In this case you cannot use directly the .text property in the find method, because the value of the .text property of a select equals to a concatenation of all its values. So, you have to use a RegularExpression.

Summarizing, once you have found a set of properties that univocally identifies an object, you can use the find method to obtain the object. If you do not use the .id property in the searching process, the problem of dynamic-id objects can be avoided.

The other side of the moon

Unfortunately, the using of the find method has many drawbacks. First of all the find method works if and only if the object you are searching is fully loaded in the page at the time of the search action.

Using the dynamic find technique could be slower than using elements directly recorded by RFT. But, if your UI has dynamic elements’ ids, this is the only way to interact with them.

In this blog there are given some hints to increase the performances of the dynamic find approach.

1) Object Selection : Here you need to find the right set of objects to search on.
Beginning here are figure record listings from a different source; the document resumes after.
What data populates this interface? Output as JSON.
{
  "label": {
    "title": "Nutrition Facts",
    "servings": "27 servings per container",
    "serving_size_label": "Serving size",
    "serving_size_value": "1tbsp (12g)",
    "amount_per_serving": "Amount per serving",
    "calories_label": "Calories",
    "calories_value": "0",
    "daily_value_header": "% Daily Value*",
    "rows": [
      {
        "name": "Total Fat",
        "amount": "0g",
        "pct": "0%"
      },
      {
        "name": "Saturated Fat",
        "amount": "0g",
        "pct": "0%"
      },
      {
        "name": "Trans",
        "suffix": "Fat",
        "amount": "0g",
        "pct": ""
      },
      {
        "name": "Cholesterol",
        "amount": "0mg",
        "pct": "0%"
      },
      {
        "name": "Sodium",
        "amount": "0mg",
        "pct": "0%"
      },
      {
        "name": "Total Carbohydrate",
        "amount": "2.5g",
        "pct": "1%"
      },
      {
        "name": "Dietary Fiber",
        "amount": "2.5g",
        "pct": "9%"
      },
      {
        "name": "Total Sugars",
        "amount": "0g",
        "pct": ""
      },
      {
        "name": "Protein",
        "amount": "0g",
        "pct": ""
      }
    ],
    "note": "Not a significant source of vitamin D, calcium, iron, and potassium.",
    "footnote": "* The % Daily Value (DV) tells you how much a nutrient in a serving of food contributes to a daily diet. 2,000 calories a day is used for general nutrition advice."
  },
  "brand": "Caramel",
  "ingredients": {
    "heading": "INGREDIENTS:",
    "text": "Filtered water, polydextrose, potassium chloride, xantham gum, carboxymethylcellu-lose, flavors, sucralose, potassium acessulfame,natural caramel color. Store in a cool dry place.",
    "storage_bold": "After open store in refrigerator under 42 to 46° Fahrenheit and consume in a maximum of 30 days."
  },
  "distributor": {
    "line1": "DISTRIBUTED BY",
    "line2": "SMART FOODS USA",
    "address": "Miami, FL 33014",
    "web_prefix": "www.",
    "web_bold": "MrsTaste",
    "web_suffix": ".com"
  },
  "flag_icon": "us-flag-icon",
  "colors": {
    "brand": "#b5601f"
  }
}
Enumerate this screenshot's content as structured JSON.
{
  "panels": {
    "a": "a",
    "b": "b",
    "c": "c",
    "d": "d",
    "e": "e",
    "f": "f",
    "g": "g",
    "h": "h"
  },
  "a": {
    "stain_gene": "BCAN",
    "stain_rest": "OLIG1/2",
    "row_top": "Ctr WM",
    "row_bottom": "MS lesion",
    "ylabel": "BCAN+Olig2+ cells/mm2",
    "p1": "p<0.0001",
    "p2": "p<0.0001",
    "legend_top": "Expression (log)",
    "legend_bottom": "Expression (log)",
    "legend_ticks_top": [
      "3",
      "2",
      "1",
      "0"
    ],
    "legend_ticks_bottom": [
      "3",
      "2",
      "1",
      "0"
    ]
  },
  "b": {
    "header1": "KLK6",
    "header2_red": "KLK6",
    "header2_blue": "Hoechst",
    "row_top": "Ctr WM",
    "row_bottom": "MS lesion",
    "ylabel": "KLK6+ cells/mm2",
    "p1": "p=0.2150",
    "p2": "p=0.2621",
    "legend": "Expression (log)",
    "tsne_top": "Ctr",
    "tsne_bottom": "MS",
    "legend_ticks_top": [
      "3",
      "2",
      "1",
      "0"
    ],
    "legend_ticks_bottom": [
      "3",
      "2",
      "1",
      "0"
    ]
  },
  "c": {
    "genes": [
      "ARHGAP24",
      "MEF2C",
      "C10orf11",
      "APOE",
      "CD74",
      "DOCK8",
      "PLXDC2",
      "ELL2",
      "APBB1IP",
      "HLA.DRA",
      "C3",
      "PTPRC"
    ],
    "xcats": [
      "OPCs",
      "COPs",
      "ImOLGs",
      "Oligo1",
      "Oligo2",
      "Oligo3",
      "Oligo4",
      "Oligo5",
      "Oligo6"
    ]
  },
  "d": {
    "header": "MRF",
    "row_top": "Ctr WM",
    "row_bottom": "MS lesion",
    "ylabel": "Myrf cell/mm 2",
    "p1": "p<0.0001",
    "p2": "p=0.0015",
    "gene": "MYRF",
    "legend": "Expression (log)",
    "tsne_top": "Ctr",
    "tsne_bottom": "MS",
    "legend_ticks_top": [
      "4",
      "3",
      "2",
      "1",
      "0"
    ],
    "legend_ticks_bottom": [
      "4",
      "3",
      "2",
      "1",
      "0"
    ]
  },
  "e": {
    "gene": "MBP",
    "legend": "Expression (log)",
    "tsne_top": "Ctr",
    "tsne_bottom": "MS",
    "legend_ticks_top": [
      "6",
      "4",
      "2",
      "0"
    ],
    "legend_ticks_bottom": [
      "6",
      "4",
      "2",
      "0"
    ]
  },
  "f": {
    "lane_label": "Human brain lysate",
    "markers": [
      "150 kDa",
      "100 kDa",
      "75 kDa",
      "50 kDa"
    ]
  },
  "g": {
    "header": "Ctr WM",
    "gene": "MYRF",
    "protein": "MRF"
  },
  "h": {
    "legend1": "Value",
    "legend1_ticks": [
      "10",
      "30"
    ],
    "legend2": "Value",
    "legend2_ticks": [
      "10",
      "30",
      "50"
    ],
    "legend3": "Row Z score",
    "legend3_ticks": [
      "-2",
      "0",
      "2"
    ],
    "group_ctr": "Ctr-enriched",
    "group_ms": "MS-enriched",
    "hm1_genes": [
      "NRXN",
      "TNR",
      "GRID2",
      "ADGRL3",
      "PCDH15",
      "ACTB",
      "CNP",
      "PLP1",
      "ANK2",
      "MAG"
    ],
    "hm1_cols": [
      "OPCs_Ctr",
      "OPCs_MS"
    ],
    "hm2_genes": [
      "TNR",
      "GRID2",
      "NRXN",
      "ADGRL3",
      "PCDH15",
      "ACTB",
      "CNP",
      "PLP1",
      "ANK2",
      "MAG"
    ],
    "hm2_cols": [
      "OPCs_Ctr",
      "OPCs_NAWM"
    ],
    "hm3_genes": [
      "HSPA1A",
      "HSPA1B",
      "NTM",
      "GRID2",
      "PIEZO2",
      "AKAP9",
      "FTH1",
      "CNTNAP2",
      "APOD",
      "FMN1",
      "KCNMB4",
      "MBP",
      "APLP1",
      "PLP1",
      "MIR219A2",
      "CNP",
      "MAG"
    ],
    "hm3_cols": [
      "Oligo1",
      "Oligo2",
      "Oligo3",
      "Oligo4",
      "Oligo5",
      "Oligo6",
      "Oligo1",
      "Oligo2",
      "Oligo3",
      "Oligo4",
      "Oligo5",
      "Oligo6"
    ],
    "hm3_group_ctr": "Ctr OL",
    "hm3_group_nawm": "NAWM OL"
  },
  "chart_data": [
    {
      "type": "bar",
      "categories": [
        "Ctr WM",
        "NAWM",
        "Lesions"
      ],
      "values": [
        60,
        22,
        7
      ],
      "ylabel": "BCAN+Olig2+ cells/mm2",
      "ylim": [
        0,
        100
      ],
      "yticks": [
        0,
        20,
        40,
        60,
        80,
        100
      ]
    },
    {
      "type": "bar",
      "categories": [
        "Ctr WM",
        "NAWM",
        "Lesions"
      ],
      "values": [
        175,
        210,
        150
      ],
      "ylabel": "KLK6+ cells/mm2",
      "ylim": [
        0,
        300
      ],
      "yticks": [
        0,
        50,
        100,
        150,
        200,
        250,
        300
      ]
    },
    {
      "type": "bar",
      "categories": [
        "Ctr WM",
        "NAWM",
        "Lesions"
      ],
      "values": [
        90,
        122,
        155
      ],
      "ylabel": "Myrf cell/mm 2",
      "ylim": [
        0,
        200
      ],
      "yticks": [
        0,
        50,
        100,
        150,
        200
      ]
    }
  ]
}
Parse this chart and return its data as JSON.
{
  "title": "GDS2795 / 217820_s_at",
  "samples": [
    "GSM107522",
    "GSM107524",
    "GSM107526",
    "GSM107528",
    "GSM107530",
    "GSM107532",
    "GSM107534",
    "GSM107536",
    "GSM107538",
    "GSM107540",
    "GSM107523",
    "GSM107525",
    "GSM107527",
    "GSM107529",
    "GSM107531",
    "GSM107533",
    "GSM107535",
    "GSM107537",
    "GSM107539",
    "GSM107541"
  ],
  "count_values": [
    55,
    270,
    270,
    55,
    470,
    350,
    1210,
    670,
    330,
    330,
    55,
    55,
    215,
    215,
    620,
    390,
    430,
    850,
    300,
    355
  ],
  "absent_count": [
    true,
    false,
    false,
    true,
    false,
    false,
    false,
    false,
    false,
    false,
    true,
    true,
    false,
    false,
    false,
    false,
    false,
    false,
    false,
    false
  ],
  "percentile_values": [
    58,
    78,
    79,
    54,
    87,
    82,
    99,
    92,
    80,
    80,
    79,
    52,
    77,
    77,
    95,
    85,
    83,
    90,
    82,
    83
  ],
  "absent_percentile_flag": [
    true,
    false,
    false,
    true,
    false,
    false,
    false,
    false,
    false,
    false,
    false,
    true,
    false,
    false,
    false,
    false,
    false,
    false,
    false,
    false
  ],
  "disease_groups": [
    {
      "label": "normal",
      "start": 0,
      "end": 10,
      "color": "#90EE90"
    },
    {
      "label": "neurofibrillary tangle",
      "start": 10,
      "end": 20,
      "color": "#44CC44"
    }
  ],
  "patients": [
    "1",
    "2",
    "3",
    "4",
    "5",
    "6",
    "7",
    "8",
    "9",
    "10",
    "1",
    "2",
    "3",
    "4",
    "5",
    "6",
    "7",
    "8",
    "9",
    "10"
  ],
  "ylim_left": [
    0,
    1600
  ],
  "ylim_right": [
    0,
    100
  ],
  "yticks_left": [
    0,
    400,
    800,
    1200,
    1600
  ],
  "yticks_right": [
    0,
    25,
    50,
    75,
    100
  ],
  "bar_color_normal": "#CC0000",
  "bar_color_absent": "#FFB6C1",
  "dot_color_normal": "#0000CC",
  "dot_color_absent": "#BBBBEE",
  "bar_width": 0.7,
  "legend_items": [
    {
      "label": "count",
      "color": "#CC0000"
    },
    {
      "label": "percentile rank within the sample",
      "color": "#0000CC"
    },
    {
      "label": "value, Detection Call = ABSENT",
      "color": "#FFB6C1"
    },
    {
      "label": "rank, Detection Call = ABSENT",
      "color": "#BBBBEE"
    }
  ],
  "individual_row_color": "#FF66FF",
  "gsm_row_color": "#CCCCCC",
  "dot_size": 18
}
Let’s call the selected objects as landmarks, which is what we use when we have to move from one place to another in real world.

2) Search Type: Second important decision to make is how do you want to search on the selected object.

3) Property selection : We have found the object on which we want to make a search, we have also figured out the scope of search within the object children hierarchy, now is the time to decide what parameters we like to pass to our search type.

4) Memory cleanup : Last but equally important thing to remember while using objects returned by find is to free the objects as soon as the work is done or whenever you feel that the object might have changed in the AUT as part of some intermediate transaction.